Les premiers pas disparates du service sanitaire

Créé en juin 2018 pour une mise en œuvre à la rentrée suivante, le service sanitaire s’est d’emblée présenté comme un défi. L’idée d’enrôler 47 000 étudiants en santé dans des actions de prévention au sein d’établissements scolaires ou de maisons de retraite n’a pas été simple à mettre en place. « Confier la promotion de comportements favorables à la santé à des stagiaires suppose de les former solidement et de les accompagner sur le terrain » souligne Christine Ferron, de la Fédération nationale d’éducation et de promotion à la santé. « Cela ne peut se faire à moyens financiers constants ».
Les programmes de prévention sont allés de la prévention du tabagisme et des conduites addictives à l’éducation sexuelle ou à la promotion de l’activité physique. À Grenoble, 400 futurs pharmaciens, médecins, kinésithérapeutes et sages-femmes ont été formés à «Unplugged», un protocole de prévention des addictions validé scientifiquement.
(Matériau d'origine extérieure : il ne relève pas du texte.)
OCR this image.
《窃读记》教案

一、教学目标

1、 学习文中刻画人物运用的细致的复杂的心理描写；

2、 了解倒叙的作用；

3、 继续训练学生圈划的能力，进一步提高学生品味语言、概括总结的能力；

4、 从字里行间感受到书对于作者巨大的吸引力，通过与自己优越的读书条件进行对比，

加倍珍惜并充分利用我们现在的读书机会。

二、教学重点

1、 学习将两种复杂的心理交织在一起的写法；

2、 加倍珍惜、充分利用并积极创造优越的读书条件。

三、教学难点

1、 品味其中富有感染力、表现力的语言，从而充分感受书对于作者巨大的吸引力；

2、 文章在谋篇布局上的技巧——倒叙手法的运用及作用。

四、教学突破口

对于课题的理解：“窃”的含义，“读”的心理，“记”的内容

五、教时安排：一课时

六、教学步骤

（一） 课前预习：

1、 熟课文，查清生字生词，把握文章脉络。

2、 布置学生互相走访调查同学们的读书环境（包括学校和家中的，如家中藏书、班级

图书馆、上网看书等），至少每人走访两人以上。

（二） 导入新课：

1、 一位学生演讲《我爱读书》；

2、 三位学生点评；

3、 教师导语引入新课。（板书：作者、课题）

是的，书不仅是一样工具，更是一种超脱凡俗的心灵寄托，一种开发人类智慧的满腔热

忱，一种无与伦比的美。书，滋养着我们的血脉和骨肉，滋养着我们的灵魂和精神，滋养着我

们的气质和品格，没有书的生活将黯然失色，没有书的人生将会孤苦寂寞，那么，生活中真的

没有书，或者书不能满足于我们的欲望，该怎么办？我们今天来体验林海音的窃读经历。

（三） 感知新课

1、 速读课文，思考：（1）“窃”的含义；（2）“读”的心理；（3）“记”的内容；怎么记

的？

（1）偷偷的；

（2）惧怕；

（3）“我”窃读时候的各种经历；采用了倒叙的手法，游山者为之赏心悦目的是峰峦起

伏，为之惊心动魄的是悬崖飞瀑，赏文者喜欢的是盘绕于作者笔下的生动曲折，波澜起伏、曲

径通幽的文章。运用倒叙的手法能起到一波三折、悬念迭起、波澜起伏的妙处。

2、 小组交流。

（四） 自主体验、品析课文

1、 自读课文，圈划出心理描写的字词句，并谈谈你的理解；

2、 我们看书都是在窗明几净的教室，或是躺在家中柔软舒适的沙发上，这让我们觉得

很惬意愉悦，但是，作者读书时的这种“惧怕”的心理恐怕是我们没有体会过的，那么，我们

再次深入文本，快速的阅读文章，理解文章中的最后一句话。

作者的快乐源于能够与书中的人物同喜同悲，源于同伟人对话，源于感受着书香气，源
Ils ont reçu 20 heures d’enseignement théorique sur l’éducation à la santé, l’hygiène de vie, les addictions, la santé psychique ou la vaccination. Ils ont ensuite appris, par petits groupes, à porter un message de prévention et passé 8 heures en moyenne face aux élèves dans les classes. À Lille, un programme de prévention du suicide a permis de repérer plusieurs jeunes en difficultés psychiques. À Paris, une vingtaine d’étudiants en médecine et soins infirmiers ont travaillé avec la Ligue contre le cancer pour apprendre à vulgariser des connaissances scientifiques et pratiquer « l’écoute active » à appliquer dans des actions de sensibilisation. En début d’année, la plupart des étudiants avaient exprimé leur réticence, ou leur crainte face à cette nouvelle responsabilité. Si a posteriori, l’expérience leur semble très positive, les résultats de ces actions demandent à être évalués sérieusement, une intervention mal conduite pouvant générer des effets contre-productifs. Les premiers résultats d’une étude menée à Bordeaux pour évaluer la qualité des interventions dans le département relèvent des actions ponctuelles (parfois deux heures seulement), basées sur des connaissances et non du savoir-faire, à partir de données piochées sur Internet auprès de sources non fiables ainsi qu’un manque d’encadrement. À ce jour, le ministère de la Santé ne connait pas le nombre d’étudiants engagés dans le service sanitaire et le programme devra se professionnaliser pour répondre durablement aux nombreux besoins de prévention.